In de loop der jaren heb ik meer en meer geleerd dat tegenover mijn gevoelens van benauwdheid de beloften van God staan. De boeken van Ralph en Ebenezer Erskine zijn mij daarbij behulpzaam geweest. In de theologie van deze broers functioneert het geloof door de werking van Gods Geest meer vanuit de wil en het verstand. Het richt zich op de beloften die in Christus ja en amen zijn. Gevoelens van vrede en vreugde komen pas daarna. En soms komen ze niet. Dat is dan ook niet meer zo erg, omdat je mag zien Wie de Heere is. Wie in duisternis zit en geen licht heeft, betrouwe op de Naam des Heeren.

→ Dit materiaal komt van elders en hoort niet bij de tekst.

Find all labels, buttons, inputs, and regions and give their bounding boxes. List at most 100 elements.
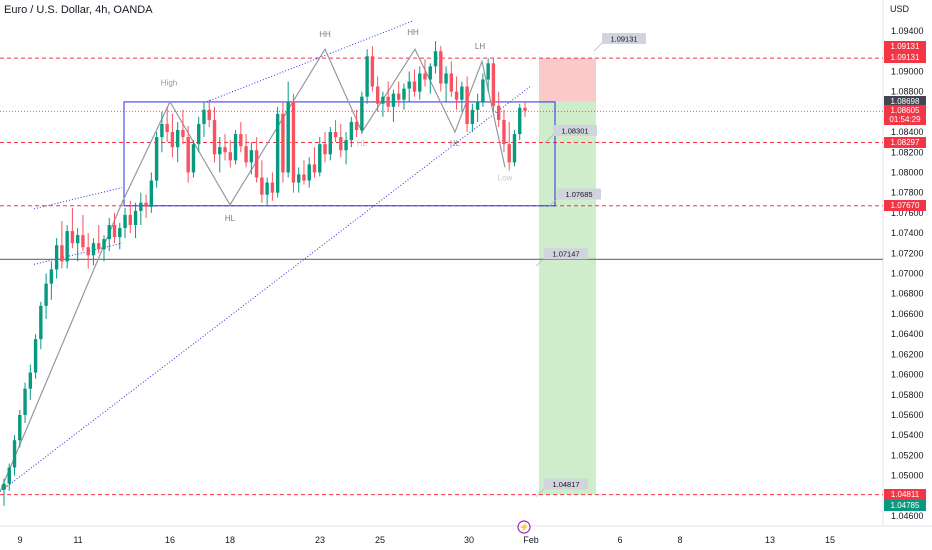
x-tick-label: 9 [17,535,22,545]
price-label-box [884,500,926,511]
candle-body [207,109,211,120]
level-callout-box [602,33,646,45]
candle-body [481,79,485,102]
candle-body [44,283,48,306]
y-tick-label: 1.06400 [891,329,924,339]
candle-body [149,180,154,207]
level-callout-text: 1.07685 [565,190,592,199]
candle-body [70,231,75,244]
candle-body [254,150,259,178]
candle-body [502,119,506,145]
candle-body [281,113,285,173]
candle-body [439,51,443,84]
candle-body [391,93,396,107]
price-label-box [884,200,926,211]
y-tick-label: 1.06000 [891,370,924,380]
level-callout-box [553,124,597,136]
candle-body [81,235,85,248]
candle-body [318,144,322,173]
y-tick-label: 1.06200 [891,349,924,359]
y-tick-label: 1.05000 [891,471,924,481]
candle-body [396,93,401,100]
candle-body [54,245,59,270]
candle-body [328,132,332,155]
x-tick-label: 8 [677,535,682,545]
x-tick-label: Feb [523,535,539,545]
candle-body [433,51,438,67]
price-label-box [884,114,926,125]
y-tick-label: 1.08800 [891,87,924,97]
candle-body [428,66,432,80]
candle-body [233,134,238,161]
price-label-box [884,52,926,63]
y-tick-label: 1.08200 [891,147,924,157]
candle-body [91,243,96,256]
candle-body [454,91,459,100]
channel-small-upper [33,187,123,210]
candle-body [97,243,101,250]
y-tick-label: 1.05200 [891,450,924,460]
candle-body [402,88,406,100]
candle-body [18,414,22,441]
candle-body [512,134,517,163]
currency-label: USD [890,4,910,14]
candle-body [418,73,422,92]
swing-label: HH [407,28,419,37]
candle-body [223,147,227,153]
channel-upper [206,20,414,103]
callout-leader [535,257,545,267]
candle-body [339,137,343,151]
price-label-text: 1.09131 [891,42,920,51]
candle-body [470,109,475,124]
y-tick-label: 1.07000 [891,269,924,279]
level-callout-text: 1.07147 [552,250,579,259]
candle-body [165,123,169,133]
level-callout-text: 1.04817 [552,480,579,489]
candle-body [297,174,301,183]
candle-body [449,73,454,92]
candle-body [133,210,138,225]
candle-body [523,107,527,111]
y-tick-label: 1.07800 [891,188,924,198]
candle-body [491,63,496,106]
price-label-text: 1.08698 [891,97,920,106]
candle-body [186,137,190,173]
candle-body [202,109,206,124]
y-tick-label: 1.07200 [891,248,924,258]
x-tick-label: 15 [825,535,835,545]
price-label-box [884,96,926,107]
candle-body [270,182,275,193]
swing-label: LH [475,42,485,51]
candle-body [123,214,127,229]
price-label-text: 1.04785 [891,501,920,510]
level-callout-box [557,188,601,200]
swing-zigzag [0,47,506,492]
candle-body [160,123,164,138]
flash-glyph: ⚡ [519,522,529,532]
price-label-text: 1.08297 [891,138,920,147]
candle-body [249,150,254,163]
candle-body [12,440,17,468]
swing-label: HL [225,214,236,223]
trendline-lower [0,86,531,493]
callout-leader [548,198,558,207]
price-label-box [884,137,926,148]
candle-body [275,113,280,193]
candle-body [112,225,117,238]
price-label-text: 1.04811 [891,490,920,499]
y-tick-label: 1.08000 [891,167,924,177]
candle-body [375,86,380,104]
candle-body [49,269,54,284]
candle-body [107,225,111,240]
candle-body [291,101,296,183]
flash-icon [517,520,531,534]
y-tick-label: 1.05400 [891,430,924,440]
candle-body [244,146,248,163]
y-tick-label: 1.05800 [891,390,924,400]
candle-body [33,339,38,373]
y-tick-label: 1.09000 [891,66,924,76]
candle-body [365,56,369,97]
candle-body [518,107,522,135]
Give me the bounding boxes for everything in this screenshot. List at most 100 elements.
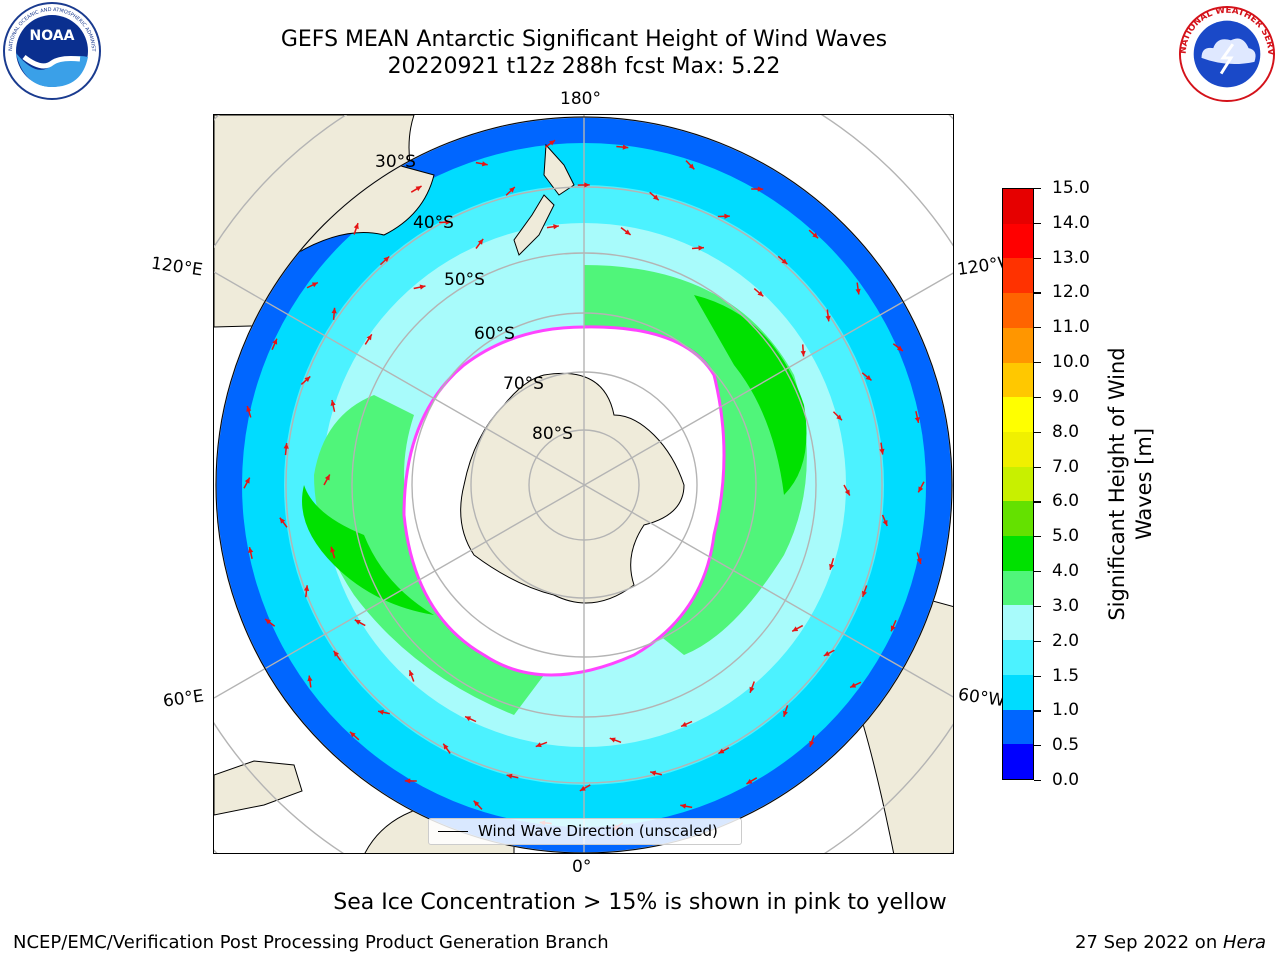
colorbar-tick-mark (1034, 675, 1041, 677)
lat-label-80s: 80°S (532, 424, 573, 444)
colorbar-label-line2: Waves [m] (1132, 427, 1156, 541)
colorbar-bin (1003, 431, 1033, 467)
colorbar-bin (1003, 570, 1033, 606)
colorbar-bin (1003, 397, 1033, 432)
wave-direction-arrowhead (757, 186, 764, 192)
wave-direction-arrowhead (349, 731, 356, 738)
wave-direction-arrowhead (584, 182, 590, 188)
colorbar-tick-label: 1.0 (1052, 700, 1080, 721)
wave-direction-arrowhead (481, 161, 488, 167)
colorbar-tick-label: 12.0 (1052, 282, 1090, 303)
wave-direction-arrowhead (809, 740, 815, 747)
colorbar-bin (1003, 674, 1033, 710)
wave-direction-arrowhead (718, 748, 725, 754)
wave-direction-arrowhead (311, 282, 318, 288)
wave-direction-arrowhead (650, 770, 657, 776)
wave-direction-arrowhead (916, 558, 922, 565)
lat-label-50s: 50°S (444, 270, 485, 290)
colorbar-tick-label: 3.0 (1052, 595, 1080, 616)
legend-line-swatch (438, 831, 468, 833)
wave-direction-arrowhead (882, 520, 888, 527)
wave-direction-arrowhead (304, 376, 311, 383)
wave-direction-arrowhead (265, 619, 271, 625)
wave-direction-arrowhead (829, 563, 835, 570)
colorbar-tick-mark (1034, 536, 1041, 538)
colorbar-bin (1003, 293, 1033, 328)
sea-ice-note: Sea Ice Concentration > 15% is shown in … (333, 890, 947, 915)
lat-label-30s: 30°S (375, 152, 416, 172)
wave-direction-arrowhead (366, 334, 372, 341)
colorbar-tick-label: 14.0 (1052, 212, 1090, 233)
wave-direction-arrowhead (890, 625, 896, 632)
colorbar-tick-label: 6.0 (1052, 491, 1080, 512)
lon-label-60e: 60°E (161, 686, 206, 712)
wave-direction-arrowhead (383, 256, 390, 263)
colorbar (1002, 188, 1034, 780)
colorbar-bin (1003, 223, 1033, 259)
wave-direction-arrowhead (746, 778, 753, 784)
wave-direction-arrowhead (443, 743, 449, 750)
lon-label-0: 0° (572, 857, 592, 877)
wave-direction-arrowhead (844, 489, 850, 496)
wave-direction-arrowhead (506, 773, 513, 779)
colorbar-tick-label: 4.0 (1052, 561, 1080, 582)
footer-date: 27 Sep 2022 on Hera (1075, 932, 1266, 953)
colorbar-tick-mark (1034, 327, 1041, 329)
colorbar-bin (1003, 189, 1033, 224)
colorbar-tick-label: 13.0 (1052, 247, 1090, 268)
wave-direction-arrowhead (865, 374, 872, 381)
wind-arrows (243, 139, 925, 831)
wave-direction-arrowhead (331, 307, 337, 314)
wave-direction-arrowhead (408, 670, 414, 677)
wave-direction-arrowhead (652, 194, 659, 201)
colorbar-bin (1003, 466, 1033, 502)
wave-direction-arrowhead (879, 448, 885, 455)
colorbar-bin (1003, 605, 1033, 641)
wave-direction-arrowhead (549, 140, 556, 146)
wave-direction-arrowhead (535, 742, 542, 748)
wave-direction-arrowhead (246, 405, 252, 412)
wave-direction-arrowhead (698, 245, 704, 251)
wave-direction-arrowhead (850, 682, 857, 688)
wave-direction-arrowhead (330, 546, 336, 553)
colorbar-tick-label: 11.0 (1052, 317, 1090, 338)
colorbar-tick-label: 0.5 (1052, 735, 1080, 756)
colorbar-bin (1003, 744, 1033, 779)
wave-direction-arrowhead (378, 709, 384, 715)
colorbar-label: Significant Height of Wind Waves [m] (1104, 347, 1158, 620)
wave-direction-arrowhead (579, 785, 586, 791)
footer-date-text: 27 Sep 2022 on (1075, 932, 1223, 953)
colorbar-tick-label: 7.0 (1052, 456, 1080, 477)
wave-direction-arrowhead (800, 350, 806, 357)
wave-direction-arrowhead (855, 288, 861, 295)
wave-direction-arrowhead (283, 443, 289, 449)
wave-direction-arrowhead (303, 585, 310, 591)
colorbar-tick-mark (1034, 780, 1041, 782)
wave-direction-arrowhead (477, 238, 484, 245)
wave-direction-arrowhead (330, 400, 336, 406)
colorbar-bin (1003, 501, 1033, 537)
lat-label-70s: 70°S (503, 374, 544, 394)
wave-direction-arrowhead (781, 258, 788, 265)
wave-direction-arrowhead (681, 721, 688, 727)
wave-direction-arrowhead (812, 232, 819, 239)
colorbar-tick-mark (1034, 640, 1041, 642)
colorbar-tick-label: 15.0 (1052, 178, 1090, 198)
colorbar-tick-mark (1034, 501, 1041, 503)
colorbar-bin (1003, 709, 1033, 745)
wave-direction-arrowhead (473, 800, 480, 807)
wave-direction-arrowhead (749, 686, 755, 693)
colorbar-tick-label: 8.0 (1052, 421, 1080, 442)
colorbar-tick-label: 10.0 (1052, 352, 1090, 373)
wave-direction-arrowhead (836, 414, 842, 421)
wave-direction-arrowhead (782, 710, 788, 717)
colorbar-bin (1003, 362, 1033, 398)
colorbar-tick-mark (1034, 222, 1041, 224)
wave-direction-arrowhead (353, 223, 359, 230)
wave-direction-arrowhead (724, 213, 730, 219)
wave-direction-arrowhead (465, 716, 472, 722)
wave-direction-arrowhead (279, 517, 286, 524)
colorbar-tick-label: 1.5 (1052, 665, 1080, 686)
footer-host: Hera (1222, 932, 1266, 953)
lon-label-180: 180° (560, 89, 601, 109)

Van doorslaggevende betekenis voor mij is wat Paulus schrijft in Romeinen 6: Houdt het daarvoor dat gij der zonde dood zijt, maar Gode levend in Christus Jezus. Dat te geloven lijkt bijna brutaal, zeker als je de zonde in je voelt woelen. Je durft het niet. Toch roept Paulus ertoe op: Houdt het ervoor. Dat is erg bevrijdend. Het is de basis waarop elk kind van God mag staan, juist op momenten waarop hij de zonden in zichzelf gewaar wordt en de satan hem aanvalt op zijn tekortkomingen.”

Heeft geloven invloed op het karakter?
„Vooral op de negatieve eigenschappen, denk ik. Niet dat ze helemaal verdwijnen, maar ze veranderen. Zelf ben ik nogal driftig van aard. Zwart-wit ook. De Heere tempert dat. Misschien speelt mijn leeftijd ook een rol. Ik ben de zestig inmiddels gepasseerd. Dan leer je meer relativeren.”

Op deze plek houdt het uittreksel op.